The veneer has been badly scraped here in America since 20 January, and it was completely removed in Charlottesville and Las Vegas.  Congress used to be civil; the civility has been stretched and broken.  The veneer has disappeared in the halls of power, when one party has pushed legislation that was written in secret, not taken through the committee process, and brought for a vote within a few days of its having been written.  There isn’t even the pretense that there is respect.  Instead, it is push it through, even if the rules have to be changed.

There was a time when letters to the editor were the only way most of us could express an opinion. Editors filtered the letters, and there was a decent layer of veneer in public media. The Internet has spawned anonymity in which people spew vitriol without consequences. Much of what appears is poorly written, not factual, illogical, difficult to understand, hateful, adding nothing to public discourse.  There is seldom a simple “I disagree” without an ad hominem attack.  Covey’s Fifth Law: “Seek first to Understand then to be Understood,” one of the most powerful rules I used in management, is absent. I can’t write a letter to the editor or a blog post without letting it sit at least 24 hours, often longer, so that I have time to see if my original thoughts still seem right.  Often, they have significantly moderated.  On social media, much of what I write I delete before posting.

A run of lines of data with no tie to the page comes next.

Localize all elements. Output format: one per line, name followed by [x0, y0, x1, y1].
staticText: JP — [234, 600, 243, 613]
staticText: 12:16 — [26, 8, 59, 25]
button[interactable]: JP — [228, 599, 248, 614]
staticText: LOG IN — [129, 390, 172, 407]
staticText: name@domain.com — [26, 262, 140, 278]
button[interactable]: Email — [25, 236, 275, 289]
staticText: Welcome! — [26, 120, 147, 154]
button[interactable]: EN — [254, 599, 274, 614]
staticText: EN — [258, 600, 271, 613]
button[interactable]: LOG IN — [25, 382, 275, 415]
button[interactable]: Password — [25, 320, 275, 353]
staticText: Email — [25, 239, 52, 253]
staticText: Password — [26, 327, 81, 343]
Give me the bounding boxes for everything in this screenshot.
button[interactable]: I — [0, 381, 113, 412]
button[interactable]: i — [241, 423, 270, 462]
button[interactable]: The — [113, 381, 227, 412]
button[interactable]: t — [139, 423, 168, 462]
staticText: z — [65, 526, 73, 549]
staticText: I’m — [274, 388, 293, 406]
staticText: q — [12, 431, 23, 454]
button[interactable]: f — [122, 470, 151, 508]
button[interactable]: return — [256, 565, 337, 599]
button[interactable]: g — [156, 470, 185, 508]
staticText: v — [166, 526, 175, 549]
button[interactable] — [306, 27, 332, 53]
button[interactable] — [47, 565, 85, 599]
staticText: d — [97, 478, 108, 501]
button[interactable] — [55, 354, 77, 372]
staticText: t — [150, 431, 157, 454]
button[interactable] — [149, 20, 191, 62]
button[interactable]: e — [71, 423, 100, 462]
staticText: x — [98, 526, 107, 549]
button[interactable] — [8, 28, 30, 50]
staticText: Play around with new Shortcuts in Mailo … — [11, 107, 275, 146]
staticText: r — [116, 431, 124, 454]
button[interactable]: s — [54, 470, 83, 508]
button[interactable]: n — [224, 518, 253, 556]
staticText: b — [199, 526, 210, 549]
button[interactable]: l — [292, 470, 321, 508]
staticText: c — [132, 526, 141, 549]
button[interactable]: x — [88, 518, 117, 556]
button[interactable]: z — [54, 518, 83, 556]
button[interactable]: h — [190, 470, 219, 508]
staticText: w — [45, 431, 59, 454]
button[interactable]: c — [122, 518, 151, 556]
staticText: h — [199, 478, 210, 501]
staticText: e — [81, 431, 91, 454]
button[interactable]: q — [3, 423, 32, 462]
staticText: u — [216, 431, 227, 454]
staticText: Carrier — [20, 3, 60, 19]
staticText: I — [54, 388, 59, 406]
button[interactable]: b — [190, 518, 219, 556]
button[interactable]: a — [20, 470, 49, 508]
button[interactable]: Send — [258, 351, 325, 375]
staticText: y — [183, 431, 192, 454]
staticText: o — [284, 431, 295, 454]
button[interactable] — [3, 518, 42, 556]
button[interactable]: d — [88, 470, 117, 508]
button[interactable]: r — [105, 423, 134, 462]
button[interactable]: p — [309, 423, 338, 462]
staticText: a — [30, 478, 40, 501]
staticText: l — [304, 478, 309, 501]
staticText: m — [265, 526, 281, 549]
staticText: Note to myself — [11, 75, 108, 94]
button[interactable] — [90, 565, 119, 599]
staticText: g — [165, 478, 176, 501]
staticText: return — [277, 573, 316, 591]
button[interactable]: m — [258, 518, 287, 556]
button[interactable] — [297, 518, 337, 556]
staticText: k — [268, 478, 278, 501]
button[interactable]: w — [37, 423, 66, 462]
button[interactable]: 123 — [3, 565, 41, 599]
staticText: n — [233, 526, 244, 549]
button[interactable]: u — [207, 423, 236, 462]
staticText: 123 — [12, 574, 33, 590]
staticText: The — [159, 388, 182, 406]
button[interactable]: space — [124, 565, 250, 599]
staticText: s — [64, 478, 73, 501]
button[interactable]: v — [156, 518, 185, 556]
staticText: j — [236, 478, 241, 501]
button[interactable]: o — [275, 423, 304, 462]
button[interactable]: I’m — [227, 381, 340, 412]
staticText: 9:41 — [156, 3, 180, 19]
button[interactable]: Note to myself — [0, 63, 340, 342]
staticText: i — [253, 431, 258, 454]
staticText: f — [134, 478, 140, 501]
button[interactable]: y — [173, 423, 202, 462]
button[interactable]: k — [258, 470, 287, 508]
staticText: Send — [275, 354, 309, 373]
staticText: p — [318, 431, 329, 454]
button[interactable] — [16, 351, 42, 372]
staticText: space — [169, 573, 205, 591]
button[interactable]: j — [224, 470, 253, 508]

Just as astronauts can see the thin veneer of an atmosphere that allows us to breathe; just as a thin veneer of topsoil allows us to grow things; just as a thin veneer of pollinators allows flowering plants to produce food, so is there a thin veneer of civilized behavior that keeps us from descending into a hell that will destroy us.  In the woods, my veneer is experience and proper gear. In society, it is politeness, respect, listening, measured speech, and filtering one’s thoughts before expression.

We need every last bit of veneer today.